Слова отца были неубедительны, и он сам это понимал.

— Мартин, любое судно представляет собой вместилище людских дум и чувств. Внутри его хрупкого корпуса мы можем лелеять наши мечты и надежды на приключение и успех. Но, кроме того, на борту наши страхи и опасения способны увеличиваться и искажаться до такой степени, что становятся угрозой для рассудка. Могу лишь заверить тебя, что «Марию Селесту» никогда бы не постигла печальная и загадочная участь, если бы за ее штурвалом стоял Колумб или Дрейк.

Я рассмеялся. По необходимости.

— Отец, ты не Колумб. И уж во всяком случае не Дрейк. И даже не Бонингтон.

Он сам рассмеялся:

— Верно. Но лишь на данный момент. А если «Темное эхо» проклята, то я выдающийся альпинист.

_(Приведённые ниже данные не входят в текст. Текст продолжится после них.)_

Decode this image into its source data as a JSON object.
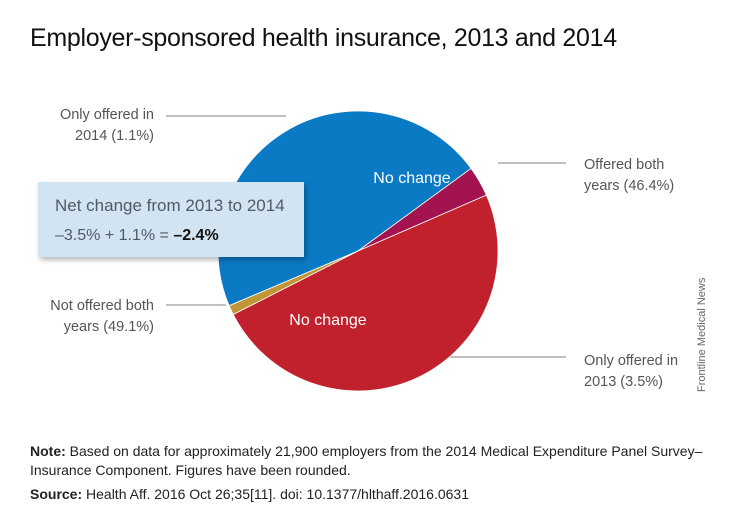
{
  "title": "Employer-sponsored health insurance, 2013 and 2014",
  "chart_data": {
    "type": "pie",
    "title": "Employer-sponsored health insurance, 2013 and 2014",
    "slices": [
      {
        "name": "Offered both years",
        "value": 46.4,
        "label": "Offered both years (46.4%)",
        "inner_label": "No change",
        "color": "#0a7ac4"
      },
      {
        "name": "Only offered in 2013",
        "value": 3.5,
        "label": "Only offered in 2013 (3.5%)",
        "inner_label": "",
        "color": "#a3134f"
      },
      {
        "name": "Not offered both years",
        "value": 49.1,
        "label": "Not offered both years (49.1%)",
        "inner_label": "No change",
        "color": "#c1202d"
      },
      {
        "name": "Only offered in 2014",
        "value": 1.1,
        "label": "Only offered in 2014 (1.1%)",
        "inner_label": "",
        "color": "#c09637"
      }
    ]
  },
  "labels": {
    "only_2014": [
      "Only offered in",
      "2014 (1.1%)"
    ],
    "offered_both": [
      "Offered both",
      "years (46.4%)"
    ],
    "not_offered": [
      "Not offered both",
      "years (49.1%)"
    ],
    "only_2013": [
      "Only offered in",
      "2013 (3.5%)"
    ],
    "no_change_top": "No change",
    "no_change_bottom": "No change"
  },
  "net_box": {
    "title": "Net change from 2013 to 2014",
    "equation": "–3.5% + 1.1% = ",
    "result": "–2.4%"
  },
  "credit": "Frontline Medical News",
  "note": {
    "label": "Note:",
    "text": " Based on data for approximately 21,900 employers from the 2014 Medical Expenditure Panel Survey–Insurance Component. Figures have been rounded."
  },
  "source": {
    "label": "Source:",
    "text": " Health Aff. 2016 Oct 26;35[11]. doi: 10.1377/hlthaff.2016.0631"
  }
}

На верфи нас уже поджидал Фрэнк Хадли в окружении толпы своих рабочих. Солентский пролив приобрел серо-стальной оттенок с белыми барашками волн и грязно-желтой пеной в полосе прибоя. Какое- то громадное морское чудище вытащили из моря и за хвост подвесили над мокрым доком, который располагался по соседству с молчаливым и слепым «Темным эхом», по-прежнему закутанным в брезент. В воздухе стояла резкая вонь крови и какой-то слизи. Труп животного на поверку оказался то ли черепахой, то ли дельфином, но у него напрочь отсутствовала голова. Туша медленно раскачивалась на стальном тросе под порывами жестокого ветра. Она напоминала нечто громадное, но незаконченное, словно представляла собой неудавшуюся насмешку над природой. Стоял пронзительный холод, однако безголовое создание, зацепленное краном, уже не могло испытывать каких-либо чувств.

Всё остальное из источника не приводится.